The memory in the kernel address space may or may not be resident. Both the data and code segments of a module and the kernel stack of a process are resident.

Dynamic memory may or may not be resident, depending on how it is allocated. When working with resident memory, things are simple: memory can be accessed at any time. However, if working with non-resident memory, then it can only be accessed from certain contexts.

Non-resident memory can only be accessed from the process context. Accessing the non-resident memory from the interrupt context has unpredictable results and, therefore, when the operating system detects such access, it will take drastic measures: blocking or resetting the system, to prevent serious corruption.

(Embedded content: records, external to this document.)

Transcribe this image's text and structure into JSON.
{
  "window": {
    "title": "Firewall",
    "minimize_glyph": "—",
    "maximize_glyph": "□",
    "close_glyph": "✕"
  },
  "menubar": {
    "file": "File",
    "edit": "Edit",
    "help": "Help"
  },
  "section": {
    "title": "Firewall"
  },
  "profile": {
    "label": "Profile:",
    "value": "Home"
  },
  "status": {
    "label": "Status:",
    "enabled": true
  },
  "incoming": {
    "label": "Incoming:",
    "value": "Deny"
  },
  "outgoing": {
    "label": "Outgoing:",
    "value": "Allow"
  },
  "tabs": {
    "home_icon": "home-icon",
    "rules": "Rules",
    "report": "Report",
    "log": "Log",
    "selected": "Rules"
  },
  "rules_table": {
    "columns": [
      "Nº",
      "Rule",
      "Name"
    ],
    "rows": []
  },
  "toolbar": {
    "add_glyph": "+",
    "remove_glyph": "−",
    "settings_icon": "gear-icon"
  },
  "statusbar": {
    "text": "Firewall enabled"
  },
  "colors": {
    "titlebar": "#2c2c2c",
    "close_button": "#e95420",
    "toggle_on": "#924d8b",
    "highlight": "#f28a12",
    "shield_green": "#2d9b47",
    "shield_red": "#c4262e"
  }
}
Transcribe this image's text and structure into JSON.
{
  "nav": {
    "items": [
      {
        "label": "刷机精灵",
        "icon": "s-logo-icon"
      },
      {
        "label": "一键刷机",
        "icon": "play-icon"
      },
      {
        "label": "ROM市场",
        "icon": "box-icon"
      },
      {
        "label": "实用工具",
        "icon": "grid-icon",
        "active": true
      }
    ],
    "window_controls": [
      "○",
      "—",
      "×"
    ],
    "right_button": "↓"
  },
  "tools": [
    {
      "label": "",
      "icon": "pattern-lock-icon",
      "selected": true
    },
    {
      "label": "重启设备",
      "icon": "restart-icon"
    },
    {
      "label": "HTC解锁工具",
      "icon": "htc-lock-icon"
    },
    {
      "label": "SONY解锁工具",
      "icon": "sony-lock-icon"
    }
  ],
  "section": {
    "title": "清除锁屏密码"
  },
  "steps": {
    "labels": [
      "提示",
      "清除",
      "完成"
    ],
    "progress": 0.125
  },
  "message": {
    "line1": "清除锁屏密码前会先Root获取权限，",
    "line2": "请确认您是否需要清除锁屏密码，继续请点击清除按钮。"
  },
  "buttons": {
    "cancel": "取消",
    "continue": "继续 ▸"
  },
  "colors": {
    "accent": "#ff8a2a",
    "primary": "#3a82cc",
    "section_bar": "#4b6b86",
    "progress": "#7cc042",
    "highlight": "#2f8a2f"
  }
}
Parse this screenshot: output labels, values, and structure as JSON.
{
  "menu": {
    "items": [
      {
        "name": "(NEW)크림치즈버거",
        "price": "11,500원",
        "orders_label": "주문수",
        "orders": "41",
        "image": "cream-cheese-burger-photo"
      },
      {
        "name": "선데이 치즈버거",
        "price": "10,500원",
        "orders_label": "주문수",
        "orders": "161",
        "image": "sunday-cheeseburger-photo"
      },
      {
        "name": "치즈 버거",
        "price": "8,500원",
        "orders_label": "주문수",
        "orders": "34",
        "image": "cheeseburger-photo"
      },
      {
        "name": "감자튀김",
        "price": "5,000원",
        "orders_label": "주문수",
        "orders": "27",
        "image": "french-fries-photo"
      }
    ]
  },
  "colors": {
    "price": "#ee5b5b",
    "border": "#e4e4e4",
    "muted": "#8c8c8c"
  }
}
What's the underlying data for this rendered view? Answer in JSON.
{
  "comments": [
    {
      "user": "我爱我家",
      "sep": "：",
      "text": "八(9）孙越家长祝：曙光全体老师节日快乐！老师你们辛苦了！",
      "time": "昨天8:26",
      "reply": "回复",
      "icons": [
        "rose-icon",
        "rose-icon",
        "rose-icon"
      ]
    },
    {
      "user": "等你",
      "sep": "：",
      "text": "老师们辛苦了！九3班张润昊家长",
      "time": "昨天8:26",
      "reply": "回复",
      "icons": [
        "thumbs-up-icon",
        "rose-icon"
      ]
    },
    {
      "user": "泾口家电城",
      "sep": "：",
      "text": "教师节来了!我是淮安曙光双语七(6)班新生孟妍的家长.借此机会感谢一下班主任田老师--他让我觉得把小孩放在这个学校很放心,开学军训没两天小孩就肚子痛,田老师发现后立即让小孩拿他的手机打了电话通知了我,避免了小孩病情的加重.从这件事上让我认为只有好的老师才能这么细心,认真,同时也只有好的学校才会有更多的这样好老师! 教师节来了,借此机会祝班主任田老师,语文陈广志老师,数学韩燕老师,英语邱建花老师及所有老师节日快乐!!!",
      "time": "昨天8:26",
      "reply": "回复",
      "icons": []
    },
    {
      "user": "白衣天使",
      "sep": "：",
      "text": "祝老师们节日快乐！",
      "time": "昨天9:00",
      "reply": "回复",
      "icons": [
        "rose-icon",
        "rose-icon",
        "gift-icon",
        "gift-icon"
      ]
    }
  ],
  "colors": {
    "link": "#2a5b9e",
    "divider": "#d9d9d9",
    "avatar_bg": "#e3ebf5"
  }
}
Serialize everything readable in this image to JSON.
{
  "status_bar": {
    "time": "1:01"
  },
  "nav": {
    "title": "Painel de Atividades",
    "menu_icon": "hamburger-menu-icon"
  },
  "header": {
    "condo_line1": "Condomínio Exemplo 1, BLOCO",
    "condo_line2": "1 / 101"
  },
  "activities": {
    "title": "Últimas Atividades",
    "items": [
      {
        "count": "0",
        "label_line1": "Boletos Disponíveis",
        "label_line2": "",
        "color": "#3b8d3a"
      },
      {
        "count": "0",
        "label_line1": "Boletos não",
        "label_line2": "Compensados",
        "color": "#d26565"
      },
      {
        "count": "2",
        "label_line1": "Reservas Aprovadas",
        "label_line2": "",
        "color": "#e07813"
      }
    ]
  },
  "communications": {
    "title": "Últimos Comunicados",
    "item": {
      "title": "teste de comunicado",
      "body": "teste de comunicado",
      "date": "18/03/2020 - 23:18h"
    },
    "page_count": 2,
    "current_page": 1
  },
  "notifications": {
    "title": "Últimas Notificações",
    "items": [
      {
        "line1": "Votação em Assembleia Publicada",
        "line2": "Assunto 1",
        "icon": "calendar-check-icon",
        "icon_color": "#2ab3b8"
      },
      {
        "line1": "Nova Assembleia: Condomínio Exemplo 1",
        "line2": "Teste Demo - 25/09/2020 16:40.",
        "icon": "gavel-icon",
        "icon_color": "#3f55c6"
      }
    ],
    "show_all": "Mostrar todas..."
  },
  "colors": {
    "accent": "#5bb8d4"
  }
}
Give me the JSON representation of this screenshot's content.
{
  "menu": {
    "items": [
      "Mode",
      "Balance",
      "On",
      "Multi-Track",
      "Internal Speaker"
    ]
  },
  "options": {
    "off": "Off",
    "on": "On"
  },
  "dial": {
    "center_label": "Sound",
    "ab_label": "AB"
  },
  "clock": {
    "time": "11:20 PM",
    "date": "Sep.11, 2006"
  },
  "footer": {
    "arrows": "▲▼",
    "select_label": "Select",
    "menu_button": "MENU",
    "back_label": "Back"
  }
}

The virtual memory of a process cannot be accessed directly from the kernel. Generally, it is totally discouraged to access the address space of a process, but there are situations in which a device driver has to do it. The typical case is where the device driver has to access a buffer from the userspace. In this case, the device driver must use special functions and not access the buffer directly. This is necessary to prevent access to invalid memory areas.

Another difference from programming in userspace, relative to working with memory, is due to the stack, the stack whose size is fixed and limited. In the Linux kernel, a 4K stack is used by default, and in Windows, a 12K stack is used. For this reason, the allocation of large structures on the stack or the use of recursive calls should be avoided.

Regarding the execution mode in the kernel, we distinguish two contexts: process context and interrupt context. We are in the process context when we are running code following a system call or when we are running in the context of a kernel thread. When we are running in the routine of dealing with a break or a deferred action, we are running in a break context.

One of the most important features of kernel programming is parallelism. Both Linux and Windows support SMP systems with multiple processors, but also the kernel preemptively supports multiple processors. This makes kernel programming more difficult because access to global variables must be synchronized with either spinlock or blocking primitives.

Both Linux and Windows use preemptive kernels. The notion of preemptive multitasking should not be confused with the notion of the preemptive kernel. The notion of preemptive multitasking refers to the fact that the operating system interrupts the running of a process in a forced way, when it has expired the amount of time and runs in userspace, to run another process.
For programming in the Linux kernel, the convention used to call functions to indicate success is identical to that in UNIX programming: 0 for success, or a value other than 0 for failure.